I've been low key obsessed about smörgåstårta since seeing it in Instagram some years ago.
And true to form, it took me about a year to finally make it.
Swedish rye bread "cake"
filled with egg salad and cucumbers
smothered in dill cream cheese "frosting"
It really began with the cured salmon though. And my attempt to break down an entire fish.
Four filets to eat and enjoy.
Meat scooped off the bone for poke tacos.
Bones for stock.
Skin for chips.
And two filets to cure with gin, dill, and beet powder.
And we had brunch in the sun in the backyard I'm going to miss dearly.
I just want a pergola wherever I end up. 


Appendix
I
Swedish rye bread from here.
Attempted the first time when I got some persimmons from David's tree way back when I basically first started work. That's probably why we became office buds.

II
In an ideal world, I would've fried these up at around the same time the cake was assembled.
So I could anchor this big beautiful half cone of crispy salmon skin on top of the brunch cake I was too proud of. But I ate it on its own as soon as it was cool enough to not burn my tongue, and it shattered in my mouth, and I didn't regret it.

III
More backyard brunch.
From the time I wanted to do something like a benedict bar with the rest of my cured salmon.
And the watermelon leftover after a work bbq.

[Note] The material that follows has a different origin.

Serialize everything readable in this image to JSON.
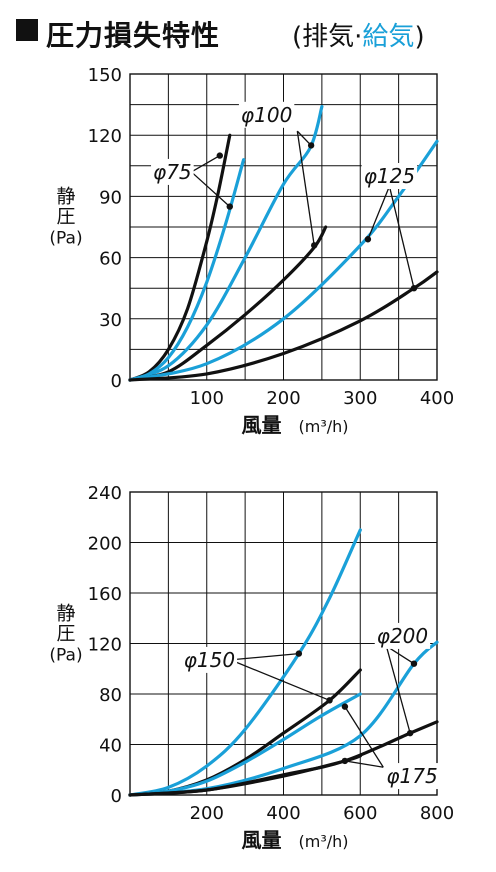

I frequently have leftovers from my leftovers parties because isn't it kind of the curse of leftovers that you need to grocery shop to pull all the leftovers together.
Leftover fried green tomato sandwiched in biscuits made with leftover cream cheese with leftover salmon and a salad of leftover tomatoes dressed in leftover basil vinaigrette.
For dessert, leftover biscuits filled with leftover jammy blackberry sauce with leftover cream cheese.